Screens are almost unavoidable in 2015 and with good reason – your computer and phone have access to a stupid amount of information, games, and endless ongoing social media conversations. Isn’t technology awesome?
However I’m sure we have all dealt with the headaches and dry eyes that come with staring at pixels all day. Which is why today’s trend is probably just as refreshing for your mind as the industry they are covering is for your mouth.
As newspaper and magazine readership continues to fall, people keep saying that print media is dead. Having worked in the media industry for a decade I’ve always had a different take – sure the big newspapers and magazines are falling off, but small and niche publications still have a firm part to play. I can get my news from a number of websites and in 2015 it’s increasingly all looking the same (and usually is). If people are looking to consume print media offline then they more than likely want it to be unique and reflective of their interests, rather than the same news and discussion that has been thrown at them all day on a screen.
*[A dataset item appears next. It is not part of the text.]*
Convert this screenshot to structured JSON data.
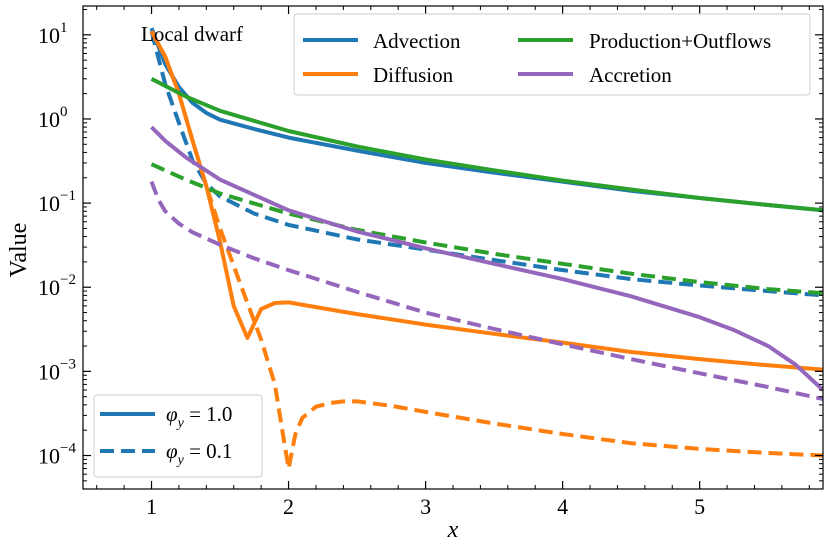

A recent trend has seen beer magazines move away from the glossy, bright, subscription based, and probably a little hard to approach from a casual reader’s perspective. Now we are seeing gentler and softer looking publications designed to be picked up on a whim at a bar, or ones that don’t look out of place in a modern design studio as opposed to a supermarket magazine rack.
Last month Froth magazine launched in Melbourne. A “street-press” style monthly magazine designed for people to skim through while waiting for a friend or drinking solo. Nothing too hard hitting – reviews, and Q&As and columns that explore the brewers and breweries and bars of the city. We recently spoke to founder, Emily Day, about all things Froth but the file corrupted on our little recording device – so watch for a redo on the podcast soon.
In the UK there is Original Gravity%, now in its 7th issue it is also a free street-press style monthly and uses a mixture of unique layout, short profiles, reviews and some indepth columns. While I haven’t held a physical copy, they use magazine publishing website issuu to put everything up online: http://issuu.com/dontlookdownmedia.
Additionally in the UK there is Ferment. Designed to accompany a monthly beer club service from Beer52 it is now in its 19th issue (you can also read it for free online: http://issuu.com/fermentmag). While not a street press in the sense that you can’t pick it up in a bar, but rather when receiving it with beer delivery, the end result for the reader is likely the same. It gives it a casual nature and like the previous two has a mix of short and long form articles designed to be considered with a beer in hand.
Over the ditch in NZ, the Society Of Beer Advocates magazine Pursuit of Hoppiness, is a comparative dinosaur in this space. Beginning in 2011, the quarterly magazine features less short profiles and reviews and more long form pieces as a whole. Again, this is free and distributed in bars and also online here: http://www.soba.org.nz/pursuit-of-hoppiness.
Finally, also launching last month was a quarterly paid magazine from a couple of Aussies based in the USA. Called Pallet, Sam Calagione from Dogfish Head is involved making it the most internationally high profile magazine of the bunch. The creators met while working at Smith Journal in Australia and have since moved to the states and started this. For readers familiar with Smith Journal, the tone will seem familiar and they approach everything from a slightly different angle and use beer to create context rather than it being the entire focus. While this is paid, it is definitely not a glossy supermarket-rack magazine.
While the more traditional style magazines, such as Beer and Brewer and Draft Magazine (among many others), still have their place, this recent change in approach is probably reflective of the changing beer industry around the world. The more niche and targeted publications are a result of beer’s increasingly popularity. Now the model of a wide ranging publication aimed at a niche industry has been turned on its head and we see niche publications targeted at a wide ranging industry.